When Mike was installed in Luna, he was pure thinkum, a flexible logic...He computed ballistics for pilotless freighters and controlled their catapult. This kept him busy less than one percent of time and Luna Authority never believed in idle hands. They kept hooking hardware into him—decision-action boxes to let him boss other computers, bank on bank of additional memories, more banks of associational neural nets, another tubful of twelve-digit random numbers, a greatly augmented temporary memory. Human brain has around ten-to-the-tenth neurons. By third year Mike had better than one and a half times that number of neuristors.
And woke up.
Just in case some might have a little trouble parsing all that technical mumbo-jumbo, what Mannie the first-person narrator is describing is a computer familiarly known as the HOLMES FOUR but nicknamed “Mike” by Mannie. Further translation reveals that Mike was installed on the moon to oversee a lunar project for which the computer was clearly overqualified and so programmers, in their infinite wisdom, kept giving it more tasks and upgrading the power required to do them until one day, without warning—and known only to Mannie—the computer named Mike achieved consciousness. And you don’t even have to be familiar with science fiction to know that is something destined to cause problems for somebody down the road.
“As to basic structure, a revolution starts as a conspiracy therefore structure is small, secret, and organized as to minimize damage by betrayal—since there always are betrayals. One solution is the cell system and so far nothing better has been invented.”
At is most basic level, distilled down from all the tangential narrative components, this novel exists primarily as a handbook for starting a revolution. The Professor is the brains of the outfit and he is more than readily equipped to get a revolution started. Of course, once things get started, everything must be adaptable because there is no telling how things will evolve—not the assertion that in all cases there will be rats—but without the proper foundation, none of that stuff which comes later will matter because the revolution won’t get to that point because it won’t really be a revolution at all. A riot perhaps, and maybe and uprising and, with a lot of luck, it may even be possible to make to the level of an insurrection. But there are rules that must be followed to move such half-hearted efforts to the stage of revolution and the first segment of this novel is perhaps as efficient as any non-fiction handbook on how to carry things out.
"Oh, Tanstaafl. Means `There ain't no such thing as a free lunch.’”
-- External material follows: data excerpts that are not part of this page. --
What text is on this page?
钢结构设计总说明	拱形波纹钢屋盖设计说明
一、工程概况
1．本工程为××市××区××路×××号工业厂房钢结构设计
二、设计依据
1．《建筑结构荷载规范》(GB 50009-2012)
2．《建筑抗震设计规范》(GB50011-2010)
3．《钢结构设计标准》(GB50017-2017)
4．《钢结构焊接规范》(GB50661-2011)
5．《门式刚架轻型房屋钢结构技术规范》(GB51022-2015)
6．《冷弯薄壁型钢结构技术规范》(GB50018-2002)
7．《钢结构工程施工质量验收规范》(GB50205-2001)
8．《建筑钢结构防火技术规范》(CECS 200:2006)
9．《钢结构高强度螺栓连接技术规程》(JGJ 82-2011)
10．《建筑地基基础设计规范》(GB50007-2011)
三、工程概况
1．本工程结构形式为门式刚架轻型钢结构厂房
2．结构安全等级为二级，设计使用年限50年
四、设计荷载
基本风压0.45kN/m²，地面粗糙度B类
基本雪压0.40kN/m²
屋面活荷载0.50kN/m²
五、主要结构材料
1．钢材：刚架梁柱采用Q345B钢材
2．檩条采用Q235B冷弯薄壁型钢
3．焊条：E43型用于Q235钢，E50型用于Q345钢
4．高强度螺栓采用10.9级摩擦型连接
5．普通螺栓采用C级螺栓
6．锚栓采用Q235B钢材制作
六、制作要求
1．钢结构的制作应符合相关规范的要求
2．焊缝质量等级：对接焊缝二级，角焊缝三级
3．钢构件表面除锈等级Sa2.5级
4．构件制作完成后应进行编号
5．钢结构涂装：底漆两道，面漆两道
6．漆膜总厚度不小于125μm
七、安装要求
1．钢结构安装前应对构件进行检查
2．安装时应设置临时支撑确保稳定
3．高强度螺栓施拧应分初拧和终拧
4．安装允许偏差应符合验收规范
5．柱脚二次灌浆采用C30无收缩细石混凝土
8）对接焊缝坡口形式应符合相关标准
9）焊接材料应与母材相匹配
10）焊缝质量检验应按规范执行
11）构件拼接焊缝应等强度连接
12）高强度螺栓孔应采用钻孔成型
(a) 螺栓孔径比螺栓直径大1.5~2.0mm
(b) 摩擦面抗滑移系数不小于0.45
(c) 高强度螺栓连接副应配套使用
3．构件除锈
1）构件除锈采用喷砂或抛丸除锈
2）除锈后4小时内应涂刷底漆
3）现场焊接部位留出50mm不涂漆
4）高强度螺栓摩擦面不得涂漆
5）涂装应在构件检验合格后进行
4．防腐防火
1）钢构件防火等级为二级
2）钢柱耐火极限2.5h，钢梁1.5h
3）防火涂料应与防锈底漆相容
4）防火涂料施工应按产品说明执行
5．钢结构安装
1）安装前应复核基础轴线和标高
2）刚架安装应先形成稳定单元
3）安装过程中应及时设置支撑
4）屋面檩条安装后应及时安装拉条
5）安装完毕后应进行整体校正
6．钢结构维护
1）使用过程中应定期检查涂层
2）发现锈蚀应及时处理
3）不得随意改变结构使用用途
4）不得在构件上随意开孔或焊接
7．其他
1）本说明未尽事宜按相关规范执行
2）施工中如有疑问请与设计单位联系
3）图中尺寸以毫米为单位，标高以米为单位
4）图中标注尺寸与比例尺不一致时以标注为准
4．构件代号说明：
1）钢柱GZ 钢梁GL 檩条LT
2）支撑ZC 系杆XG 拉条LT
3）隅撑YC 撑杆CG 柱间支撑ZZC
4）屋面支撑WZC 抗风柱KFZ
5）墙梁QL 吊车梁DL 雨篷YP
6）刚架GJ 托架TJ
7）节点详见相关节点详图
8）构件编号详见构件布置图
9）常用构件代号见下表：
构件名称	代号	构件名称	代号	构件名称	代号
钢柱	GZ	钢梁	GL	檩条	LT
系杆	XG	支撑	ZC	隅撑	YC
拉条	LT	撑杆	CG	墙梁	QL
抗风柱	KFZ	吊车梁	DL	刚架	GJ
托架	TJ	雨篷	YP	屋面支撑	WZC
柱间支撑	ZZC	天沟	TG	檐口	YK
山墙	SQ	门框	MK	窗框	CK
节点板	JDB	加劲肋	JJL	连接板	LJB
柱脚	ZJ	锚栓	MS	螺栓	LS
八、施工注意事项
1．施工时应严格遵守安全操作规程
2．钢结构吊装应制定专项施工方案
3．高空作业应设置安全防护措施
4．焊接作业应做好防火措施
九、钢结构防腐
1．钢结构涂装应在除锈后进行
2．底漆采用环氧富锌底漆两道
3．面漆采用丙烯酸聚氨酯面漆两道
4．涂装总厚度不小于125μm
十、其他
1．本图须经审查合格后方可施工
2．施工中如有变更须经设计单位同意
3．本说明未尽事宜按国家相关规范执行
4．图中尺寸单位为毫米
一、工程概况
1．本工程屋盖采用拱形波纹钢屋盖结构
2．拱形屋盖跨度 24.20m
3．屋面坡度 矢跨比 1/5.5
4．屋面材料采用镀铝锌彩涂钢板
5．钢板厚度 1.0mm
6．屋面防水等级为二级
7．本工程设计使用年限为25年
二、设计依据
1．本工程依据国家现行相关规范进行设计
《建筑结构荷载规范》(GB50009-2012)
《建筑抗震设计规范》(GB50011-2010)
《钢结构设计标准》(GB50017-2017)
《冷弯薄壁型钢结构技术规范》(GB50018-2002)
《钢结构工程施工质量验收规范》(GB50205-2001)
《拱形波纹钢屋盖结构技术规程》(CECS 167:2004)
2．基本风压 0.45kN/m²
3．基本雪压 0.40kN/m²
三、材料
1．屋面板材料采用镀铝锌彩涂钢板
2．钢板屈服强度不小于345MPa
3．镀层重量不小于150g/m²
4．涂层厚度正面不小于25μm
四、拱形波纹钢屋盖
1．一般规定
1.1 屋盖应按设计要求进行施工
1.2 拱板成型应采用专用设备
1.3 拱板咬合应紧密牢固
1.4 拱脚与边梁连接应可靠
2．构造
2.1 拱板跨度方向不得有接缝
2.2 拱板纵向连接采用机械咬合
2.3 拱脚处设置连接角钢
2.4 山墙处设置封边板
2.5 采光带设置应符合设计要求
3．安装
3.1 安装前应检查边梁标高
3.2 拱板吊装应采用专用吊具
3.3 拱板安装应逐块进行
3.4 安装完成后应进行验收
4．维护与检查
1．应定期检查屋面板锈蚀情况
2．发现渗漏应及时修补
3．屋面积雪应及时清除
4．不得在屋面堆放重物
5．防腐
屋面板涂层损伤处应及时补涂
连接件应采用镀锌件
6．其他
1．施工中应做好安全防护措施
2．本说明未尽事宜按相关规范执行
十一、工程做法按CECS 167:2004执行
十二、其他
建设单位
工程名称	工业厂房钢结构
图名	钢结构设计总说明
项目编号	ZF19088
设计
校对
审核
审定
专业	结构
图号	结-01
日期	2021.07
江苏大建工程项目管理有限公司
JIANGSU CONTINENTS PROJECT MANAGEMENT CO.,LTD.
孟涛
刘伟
The novel is separated into three sections with the final section titled “Book Three: Tanstaafl!” When Mannie uses the term in its acronym state at one point, another character remarks that it is new to him and wonders what it means. To which Mannie gives this reply. In the wake of the novel’s success, this term was adopted as the unofficial slogan of political-economic ideology known libertarianism even though the phrase had existed along the fringes of the mainstream for decades. Heinlein did not coin the phrase, but his integration of the acronym, the phrase, and the espousal of libertarian ideas as part of the novel’s narrative did much to thrust it into popular usage. Libertarianism is a political philosophy that usually aligns with conservative political ideals and this definitely makes sense in light of the author’s notably hard-right-wing political stance in what is has now become arguably his most famous work Starship Troopers.